Ia menuturkan, dari seluruh jumlah kematian tersebut, kebanyakan dikarenakan penyakit stroke, jantung iskemik, penyakit paru obstruktif kronik, kanker paru-paru dan penyakit kardiovaskular serta penyakit pernapasan lainnya.
Rahma menjelaskan, partikel mikroskopik (PM 2,5) ukurannya sangat kecil sehingga sulit dideteksi dan diantisipasi.
Jika menggunakan masker itu harus menggunakan masker khusus yang memiliki tingkat kerapatan cukup tinggi.
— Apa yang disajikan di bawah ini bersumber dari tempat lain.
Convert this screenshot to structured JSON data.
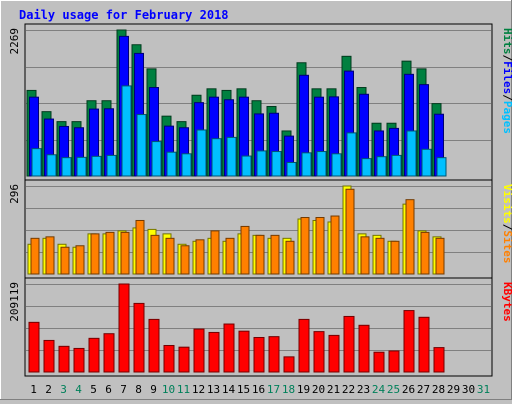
{
  "chart_data": {
    "type": "bar",
    "title": "Daily usage for February 2018",
    "categories": [
      "1",
      "2",
      "3",
      "4",
      "5",
      "6",
      "7",
      "8",
      "9",
      "10",
      "11",
      "12",
      "13",
      "14",
      "15",
      "16",
      "17",
      "18",
      "19",
      "20",
      "21",
      "22",
      "23",
      "24",
      "25",
      "26",
      "27",
      "28",
      "29",
      "30",
      "31"
    ],
    "weekend_days": [
      "3",
      "4",
      "10",
      "11",
      "17",
      "18",
      "24",
      "25",
      "31"
    ],
    "panels": [
      {
        "id": "top",
        "ymax": 2269,
        "max_label": "2269",
        "legend": [
          "Pages",
          "/",
          "Files",
          "/",
          "Hits"
        ],
        "legend_colors": [
          "#00c0ff",
          "#000000",
          "#0000ff",
          "#000000",
          "#008040"
        ],
        "series": [
          {
            "name": "Hits",
            "color": "#008040",
            "values": [
              1330,
              1000,
              845,
              845,
              1170,
              1170,
              2269,
              2040,
              1665,
              930,
              845,
              1255,
              1355,
              1330,
              1355,
              1170,
              1080,
              700,
              1760,
              1355,
              1355,
              1860,
              1375,
              820,
              820,
              1785,
              1665,
              1125,
              0,
              0,
              0
            ]
          },
          {
            "name": "Files",
            "color": "#0000ff",
            "values": [
              1225,
              885,
              770,
              750,
              1040,
              1045,
              2170,
              1905,
              1375,
              775,
              750,
              1140,
              1225,
              1185,
              1225,
              965,
              975,
              620,
              1565,
              1225,
              1230,
              1630,
              1270,
              700,
              740,
              1580,
              1420,
              960,
              0,
              0,
              0
            ]
          },
          {
            "name": "Pages",
            "color": "#00c0ff",
            "values": [
              425,
              330,
              285,
              290,
              305,
              320,
              1400,
              955,
              535,
              370,
              345,
              715,
              580,
              600,
              310,
              390,
              380,
              210,
              360,
              380,
              345,
              670,
              270,
              300,
              320,
              700,
              415,
              285,
              0,
              0,
              0
            ]
          }
        ]
      },
      {
        "id": "middle",
        "ymax": 296,
        "max_label": "296",
        "legend": [
          "Sites",
          "/",
          "Visits"
        ],
        "legend_colors": [
          "#ff8000",
          "#000000",
          "#ffff00"
        ],
        "series": [
          {
            "name": "Visits",
            "color": "#ffff00",
            "values": [
              100,
              120,
              100,
              90,
              135,
              135,
              145,
              155,
              150,
              135,
              100,
              110,
              120,
              110,
              135,
              130,
              120,
              120,
              185,
              180,
              175,
              296,
              135,
              130,
              110,
              235,
              145,
              125,
              0,
              0,
              0
            ]
          },
          {
            "name": "Sites",
            "color": "#ff8000",
            "values": [
              120,
              125,
              90,
              95,
              135,
              140,
              140,
              180,
              130,
              120,
              95,
              115,
              145,
              120,
              160,
              130,
              130,
              110,
              190,
              190,
              195,
              285,
              125,
              120,
              110,
              250,
              140,
              120,
              0,
              0,
              0
            ]
          }
        ]
      },
      {
        "id": "bottom",
        "ymax": 209119,
        "max_label": "209119",
        "legend": [
          "KBytes"
        ],
        "legend_colors": [
          "#ff0000"
        ],
        "series": [
          {
            "name": "KBytes",
            "color": "#ff0000",
            "values": [
              118000,
              75000,
              61000,
              56000,
              80000,
              91000,
              209119,
              163000,
              125000,
              63000,
              59000,
              102000,
              94000,
              114000,
              97000,
              82000,
              84000,
              36000,
              125000,
              96000,
              87000,
              132000,
              111000,
              47000,
              50000,
              146000,
              130000,
              58000,
              0,
              0,
              0
            ]
          }
        ]
      }
    ]
  }
}
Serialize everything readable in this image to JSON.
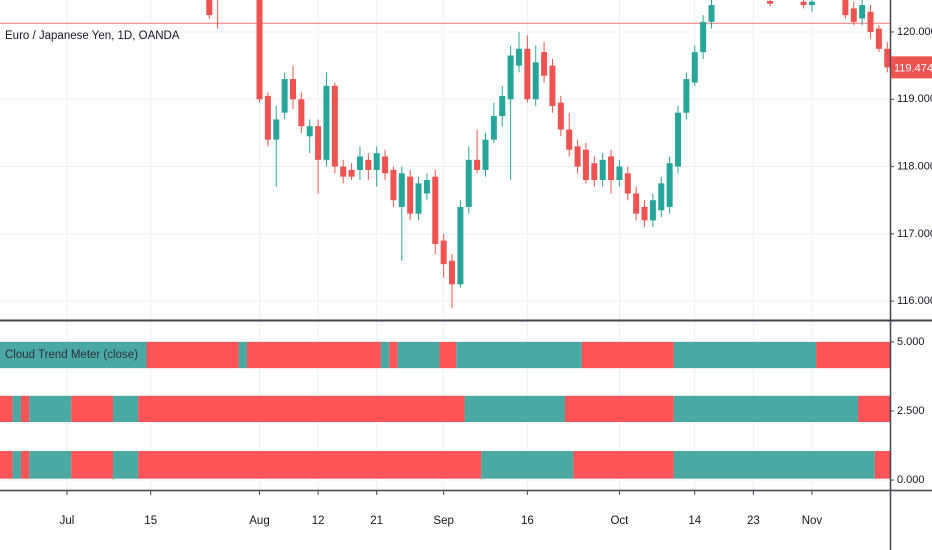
{
  "chart_data": [
    {
      "type": "candlestick",
      "title": "Euro / Japanese Yen, 1D, OANDA",
      "categories": [
        null,
        null,
        null,
        null,
        null,
        null,
        null,
        null,
        "Jul",
        null,
        null,
        null,
        null,
        null,
        null,
        null,
        null,
        null,
        "15",
        null,
        null,
        null,
        null,
        null,
        null,
        null,
        null,
        null,
        null,
        null,
        null,
        "Aug",
        null,
        null,
        null,
        null,
        null,
        null,
        "12",
        null,
        null,
        null,
        null,
        null,
        null,
        "21",
        null,
        null,
        null,
        null,
        null,
        null,
        null,
        "Sep",
        null,
        null,
        null,
        null,
        null,
        null,
        null,
        null,
        null,
        "16",
        null,
        null,
        null,
        null,
        null,
        null,
        null,
        null,
        null,
        null,
        "Oct",
        null,
        null,
        null,
        null,
        null,
        null,
        null,
        null,
        "14",
        null,
        null,
        null,
        null,
        null,
        null,
        "23",
        null,
        null,
        null,
        null,
        null,
        null,
        "Nov",
        null,
        null,
        null,
        null,
        null,
        null,
        null,
        null,
        null
      ],
      "open": [
        null,
        null,
        null,
        null,
        null,
        null,
        null,
        null,
        null,
        null,
        null,
        null,
        null,
        null,
        null,
        null,
        null,
        null,
        null,
        null,
        null,
        null,
        null,
        null,
        null,
        120.55,
        120.6,
        null,
        null,
        null,
        null,
        120.5,
        119.05,
        118.4,
        118.8,
        119.3,
        119.0,
        118.45,
        118.6,
        118.1,
        119.2,
        118.0,
        117.95,
        117.95,
        118.1,
        117.95,
        118.15,
        117.95,
        117.4,
        117.85,
        117.3,
        117.6,
        117.85,
        116.9,
        116.6,
        116.25,
        117.4,
        118.1,
        117.95,
        118.4,
        118.75,
        119.0,
        119.5,
        119.75,
        119.0,
        119.7,
        119.5,
        118.95,
        118.55,
        118.3,
        118.25,
        118.05,
        117.8,
        118.15,
        117.8,
        117.9,
        117.6,
        117.4,
        117.2,
        117.35,
        117.4,
        118.0,
        118.8,
        119.25,
        119.7,
        120.15,
        null,
        null,
        null,
        null,
        null,
        null,
        120.46,
        null,
        null,
        null,
        120.45,
        120.4,
        null,
        null,
        null,
        120.5,
        120.35,
        120.2,
        120.3,
        120.05,
        119.75
      ],
      "high": [
        null,
        null,
        null,
        null,
        null,
        null,
        null,
        null,
        null,
        null,
        null,
        null,
        null,
        null,
        null,
        null,
        null,
        null,
        null,
        null,
        null,
        null,
        null,
        null,
        null,
        120.6,
        120.7,
        null,
        null,
        null,
        null,
        120.6,
        119.1,
        118.9,
        119.4,
        119.5,
        119.1,
        118.7,
        118.7,
        119.4,
        119.25,
        118.1,
        118.05,
        118.3,
        118.2,
        118.3,
        118.25,
        118.0,
        118.0,
        117.95,
        117.85,
        117.9,
        117.95,
        117.0,
        116.7,
        117.5,
        118.3,
        118.55,
        118.5,
        118.95,
        119.2,
        119.8,
        120.0,
        119.95,
        119.8,
        119.85,
        119.6,
        119.05,
        118.8,
        118.4,
        118.35,
        118.15,
        118.2,
        118.25,
        118.1,
        118.0,
        117.7,
        117.5,
        117.6,
        117.85,
        118.15,
        118.9,
        119.4,
        119.8,
        120.25,
        120.5,
        null,
        null,
        null,
        null,
        null,
        null,
        120.55,
        null,
        null,
        null,
        120.55,
        120.55,
        null,
        null,
        null,
        120.6,
        120.45,
        120.5,
        120.4,
        120.1,
        119.85
      ],
      "low": [
        null,
        null,
        null,
        null,
        null,
        null,
        null,
        null,
        null,
        null,
        null,
        null,
        null,
        null,
        null,
        null,
        null,
        null,
        null,
        null,
        null,
        null,
        null,
        null,
        null,
        120.2,
        120.05,
        null,
        null,
        null,
        null,
        118.95,
        118.3,
        117.7,
        118.7,
        118.85,
        118.5,
        118.2,
        117.6,
        118.0,
        117.9,
        117.75,
        117.8,
        117.8,
        117.8,
        117.7,
        117.8,
        117.4,
        116.6,
        117.2,
        117.2,
        117.5,
        116.7,
        116.35,
        115.9,
        116.2,
        117.3,
        117.9,
        117.85,
        118.35,
        118.6,
        117.8,
        119.4,
        118.95,
        118.9,
        119.25,
        118.8,
        118.45,
        118.15,
        117.9,
        117.75,
        117.7,
        117.7,
        117.6,
        117.7,
        117.5,
        117.2,
        117.1,
        117.1,
        117.25,
        117.3,
        117.9,
        118.7,
        119.2,
        119.6,
        120.05,
        null,
        null,
        null,
        null,
        null,
        null,
        120.38,
        null,
        null,
        null,
        120.35,
        120.3,
        null,
        null,
        null,
        120.2,
        120.1,
        120.1,
        119.9,
        119.7,
        119.4
      ],
      "close": [
        null,
        null,
        null,
        null,
        null,
        null,
        null,
        null,
        null,
        null,
        null,
        null,
        null,
        null,
        null,
        null,
        null,
        null,
        null,
        null,
        null,
        null,
        null,
        null,
        null,
        120.25,
        120.55,
        null,
        null,
        null,
        null,
        119.0,
        118.4,
        118.7,
        119.3,
        119.0,
        118.6,
        118.6,
        118.1,
        119.2,
        118.0,
        117.85,
        117.85,
        118.15,
        117.95,
        118.2,
        117.9,
        117.5,
        117.9,
        117.3,
        117.75,
        117.8,
        116.85,
        116.55,
        116.25,
        117.4,
        118.1,
        117.95,
        118.4,
        118.75,
        119.05,
        119.65,
        119.75,
        119.0,
        119.55,
        119.35,
        118.9,
        118.55,
        118.25,
        118.0,
        117.8,
        117.8,
        118.1,
        117.8,
        118.0,
        117.6,
        117.3,
        117.2,
        117.5,
        117.75,
        118.05,
        118.8,
        119.3,
        119.7,
        120.15,
        120.4,
        null,
        null,
        null,
        null,
        null,
        null,
        120.42,
        null,
        null,
        null,
        120.4,
        120.45,
        null,
        null,
        null,
        120.25,
        120.15,
        120.4,
        120.0,
        119.75,
        119.474
      ],
      "up_color": "#26a69a",
      "down_color": "#ef5350",
      "last_price": 119.474,
      "price_line": 120.13,
      "ylim": [
        115.72,
        120.475
      ],
      "yticks": [
        {
          "value": 120,
          "label": "120.000"
        },
        {
          "value": 119,
          "label": "119.000"
        },
        {
          "value": 118,
          "label": "118.000"
        },
        {
          "value": 117,
          "label": "117.000"
        },
        {
          "value": 116,
          "label": "116.000"
        }
      ],
      "grid": true
    },
    {
      "type": "trend-bands",
      "title": "Cloud Trend Meter (close)",
      "ylim": [
        -0.36,
        5.72
      ],
      "yticks": [
        {
          "value": 5,
          "label": "5.000"
        },
        {
          "value": 2.5,
          "label": "2.500"
        },
        {
          "value": 0,
          "label": "0.000"
        }
      ],
      "colors": {
        "up": "#4ba9a3",
        "down": "#fd5457"
      },
      "rows": [
        {
          "range": [
            4.05,
            5
          ],
          "segments": [
            {
              "trend": "up",
              "start": 0,
              "end": 17
            },
            {
              "trend": "down",
              "start": 18,
              "end": 28
            },
            {
              "trend": "up",
              "start": 29,
              "end": 29
            },
            {
              "trend": "down",
              "start": 30,
              "end": 45
            },
            {
              "trend": "up",
              "start": 46,
              "end": 46
            },
            {
              "trend": "down",
              "start": 47,
              "end": 47
            },
            {
              "trend": "up",
              "start": 48,
              "end": 52
            },
            {
              "trend": "down",
              "start": 53,
              "end": 54
            },
            {
              "trend": "up",
              "start": 55,
              "end": 69
            },
            {
              "trend": "down",
              "start": 70,
              "end": 80
            },
            {
              "trend": "up",
              "start": 81,
              "end": 97
            },
            {
              "trend": "down",
              "start": 98,
              "end": 106
            }
          ]
        },
        {
          "range": [
            2.1,
            3.05
          ],
          "segments": [
            {
              "trend": "down",
              "start": 0,
              "end": 1
            },
            {
              "trend": "up",
              "start": 2,
              "end": 2
            },
            {
              "trend": "down",
              "start": 3,
              "end": 3
            },
            {
              "trend": "up",
              "start": 4,
              "end": 8
            },
            {
              "trend": "down",
              "start": 9,
              "end": 13
            },
            {
              "trend": "up",
              "start": 14,
              "end": 16
            },
            {
              "trend": "down",
              "start": 17,
              "end": 55
            },
            {
              "trend": "up",
              "start": 56,
              "end": 67
            },
            {
              "trend": "down",
              "start": 68,
              "end": 80
            },
            {
              "trend": "up",
              "start": 81,
              "end": 102
            },
            {
              "trend": "down",
              "start": 103,
              "end": 106
            }
          ]
        },
        {
          "range": [
            0.05,
            1.05
          ],
          "segments": [
            {
              "trend": "down",
              "start": 0,
              "end": 1
            },
            {
              "trend": "up",
              "start": 2,
              "end": 2
            },
            {
              "trend": "down",
              "start": 3,
              "end": 3
            },
            {
              "trend": "up",
              "start": 4,
              "end": 8
            },
            {
              "trend": "down",
              "start": 9,
              "end": 13
            },
            {
              "trend": "up",
              "start": 14,
              "end": 16
            },
            {
              "trend": "down",
              "start": 17,
              "end": 57
            },
            {
              "trend": "up",
              "start": 58,
              "end": 68
            },
            {
              "trend": "down",
              "start": 69,
              "end": 80
            },
            {
              "trend": "up",
              "start": 81,
              "end": 104
            },
            {
              "trend": "down",
              "start": 105,
              "end": 106
            }
          ]
        }
      ]
    }
  ]
}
Ia membandingkan, ukuran butiran pasir yang sangat halus saja sebesar 30 micrometer, sedangkan PM 2,5 memiliki ukuran 2,5 micrometer.
"Sehingga sangat halus dan kecil, sehingga kadang tidak terasa saat tersedot," ujar Rahma.
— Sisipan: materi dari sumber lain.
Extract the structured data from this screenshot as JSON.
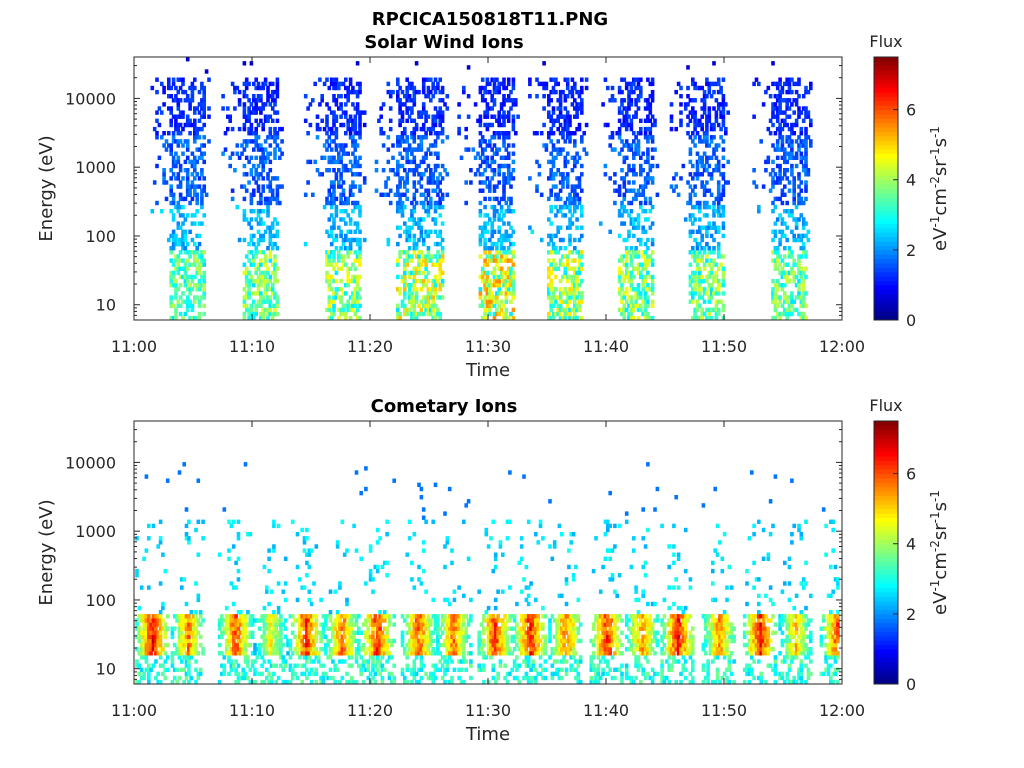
{
  "figure": {
    "title": "RPCICA150818T11.PNG"
  },
  "chart_data": [
    {
      "type": "heatmap",
      "title": "Solar Wind Ions",
      "xlabel": "Time",
      "ylabel": "Energy (eV)",
      "y_scale": "log",
      "xlim": [
        "11:00",
        "12:00"
      ],
      "ylim": [
        6,
        40000
      ],
      "x_ticks": [
        "11:00",
        "11:10",
        "11:20",
        "11:30",
        "11:40",
        "11:50",
        "12:00"
      ],
      "y_ticks": [
        "10",
        "100",
        "1000",
        "10000"
      ],
      "grid": false,
      "colorbar": {
        "title": "Flux",
        "label": "eV-1cm-2sr-1s-1",
        "range": [
          0,
          7.5
        ],
        "ticks": [
          "0",
          "2",
          "4",
          "6"
        ],
        "colormap": "jet"
      },
      "bursts": [
        {
          "start": "11:03",
          "end": "11:06",
          "peak_flux": 4.2
        },
        {
          "start": "11:09",
          "end": "11:12",
          "peak_flux": 4.5
        },
        {
          "start": "11:16",
          "end": "11:19",
          "peak_flux": 4.8
        },
        {
          "start": "11:22",
          "end": "11:26",
          "peak_flux": 5.2
        },
        {
          "start": "11:29",
          "end": "11:32",
          "peak_flux": 5.6
        },
        {
          "start": "11:35",
          "end": "11:38",
          "peak_flux": 5.0
        },
        {
          "start": "11:41",
          "end": "11:44",
          "peak_flux": 4.8
        },
        {
          "start": "11:47",
          "end": "11:50",
          "peak_flux": 4.6
        },
        {
          "start": "11:54",
          "end": "11:57",
          "peak_flux": 4.4
        }
      ]
    },
    {
      "type": "heatmap",
      "title": "Cometary Ions",
      "xlabel": "Time",
      "ylabel": "Energy (eV)",
      "y_scale": "log",
      "xlim": [
        "11:00",
        "12:00"
      ],
      "ylim": [
        6,
        40000
      ],
      "x_ticks": [
        "11:00",
        "11:10",
        "11:20",
        "11:30",
        "11:40",
        "11:50",
        "12:00"
      ],
      "y_ticks": [
        "10",
        "100",
        "1000",
        "10000"
      ],
      "grid": false,
      "colorbar": {
        "title": "Flux",
        "label": "eV-1cm-2sr-1s-1",
        "range": [
          0,
          7.5
        ],
        "ticks": [
          "0",
          "2",
          "4",
          "6"
        ],
        "colormap": "jet"
      },
      "energy_band_eV": [
        15,
        60
      ],
      "blobs": [
        {
          "time": "11:01.5",
          "flux": 7.2
        },
        {
          "time": "11:04.5",
          "flux": 6.2
        },
        {
          "time": "11:08.5",
          "flux": 6.6
        },
        {
          "time": "11:11.5",
          "flux": 5.2
        },
        {
          "time": "11:14.5",
          "flux": 6.9
        },
        {
          "time": "11:17.5",
          "flux": 6.4
        },
        {
          "time": "11:20.5",
          "flux": 6.9
        },
        {
          "time": "11:24",
          "flux": 6.6
        },
        {
          "time": "11:27",
          "flux": 6.4
        },
        {
          "time": "11:30.5",
          "flux": 6.9
        },
        {
          "time": "11:33.5",
          "flux": 7.0
        },
        {
          "time": "11:36.5",
          "flux": 6.3
        },
        {
          "time": "11:40",
          "flux": 6.9
        },
        {
          "time": "11:43",
          "flux": 6.2
        },
        {
          "time": "11:46",
          "flux": 7.0
        },
        {
          "time": "11:49.5",
          "flux": 6.1
        },
        {
          "time": "11:53",
          "flux": 7.1
        },
        {
          "time": "11:56",
          "flux": 5.6
        },
        {
          "time": "11:59.5",
          "flux": 6.6
        }
      ]
    }
  ],
  "colors": {
    "axis": "#262626",
    "background": "#ffffff"
  }
}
Hasil penilitian juga menyebutkan, jika angka kematian tersebut akan bertambah lebih tinggi jika pemerintahan saat ini jadi merealisasikan sejumlah PLTU baru yang berbahan bakar batu bara.
Untuk masalah dampak yang dirasakan dari adanya polusi batu bara PLTU, Greenpeace Indonesia mencatat, Pulau Jawa merupakan daerah yang paling merasakan dampak tersebut.